Dilthey gave hermeneutics its modern reach, and the philosophers who took up his work also turned against parts of it. Husserl, whom Dilthey admired, attacked worldview philosophy in Philosophy as Rigorous Science (1911) as a slide into historicism; Dilthey protested that he had been misread, the two corresponded in his final months, and Husserl later softened the charge. Heidegger engaged Dilthey and the Dilthey–Yorck correspondence directly in Being and Time (1927), taking over the notion of historicity (Geschichtlichkeit) while recasting it. Gadamer built on Dilthey and criticised him in the same motion. Through these readings, and through Max Weber’s interpretive sociology and the wider currents of historicism, Dilthey became one of the decisive sources of twentieth-century thought about meaning and history.


Where Dilthey stops

Dilthey framed understanding as a problem of knowledge. His question was epistemological and methodological: how can the human sciences attain valid, objective knowledge of historical life, on a footing with the natural sciences but by their own means? Understanding, on this framing, is a method — the procedure proper to one family of disciplines — and the difficulty is to secure its objectivity against the fact that the knower is himself historically situated.

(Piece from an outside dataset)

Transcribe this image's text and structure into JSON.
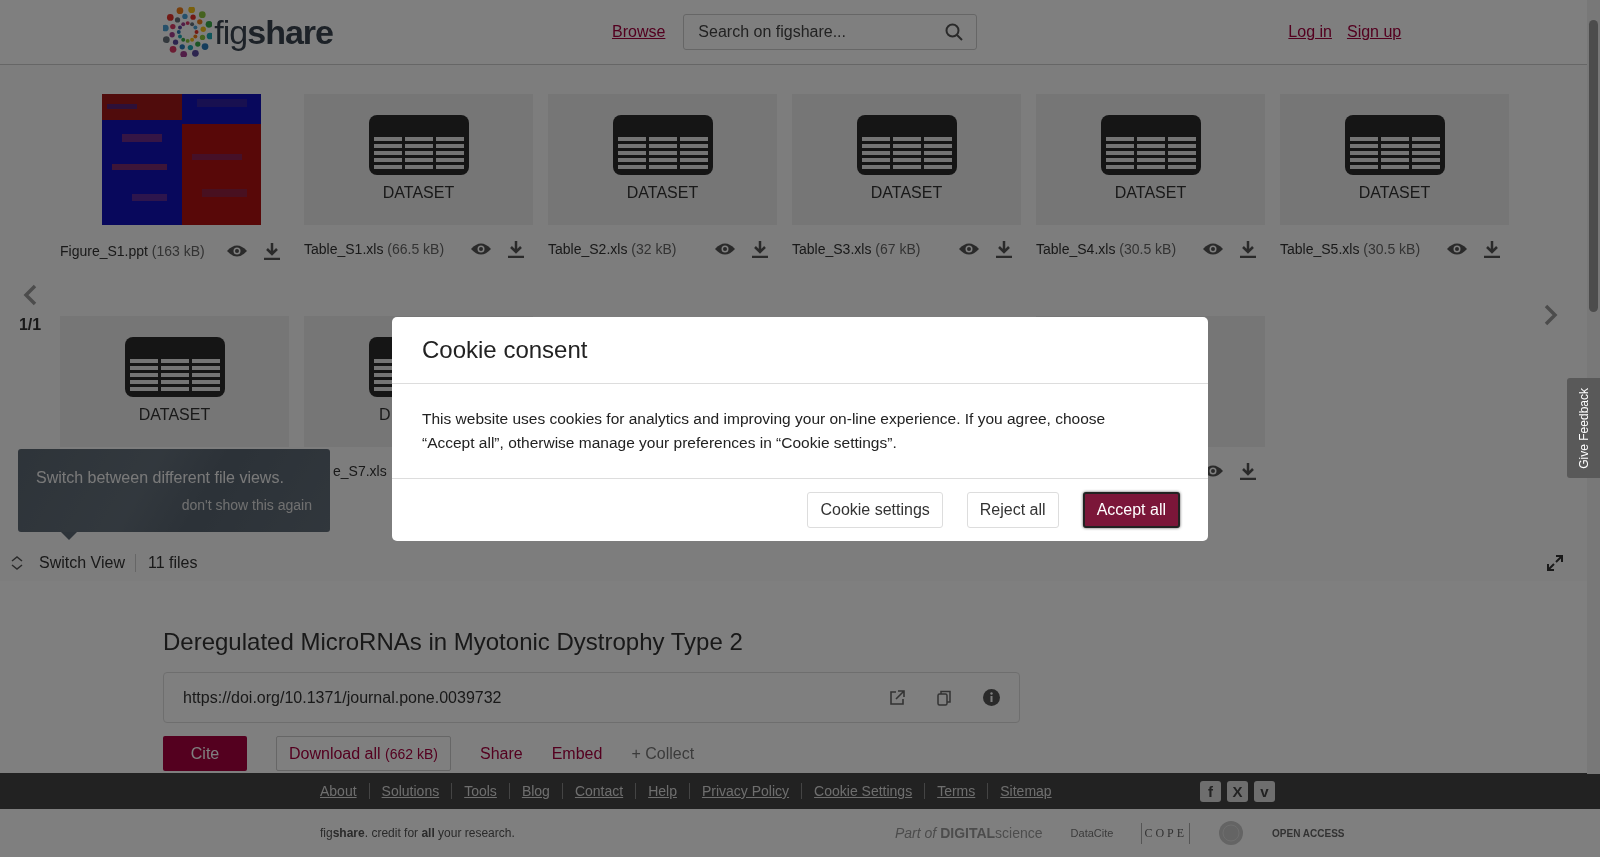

The step his successors took was to deny that understanding is a method at all. For Heidegger and Gadamer, understanding is not a procedure that a certain class of sciences employs but the way a human being exists — always already in a world, always already interpreting, before any science begins. On that view Dilthey remained inside the framework he was trying to ground: he sought the conditions of historical knowledge while still treating knowledge on the model the natural sciences had set, and his struggle with relativism is the symptom of that residue. Whether the human sciences need an epistemological foundation of the kind Dilthey sought, or whether the demand for one is itself the error, is the question his work hands forward unanswered.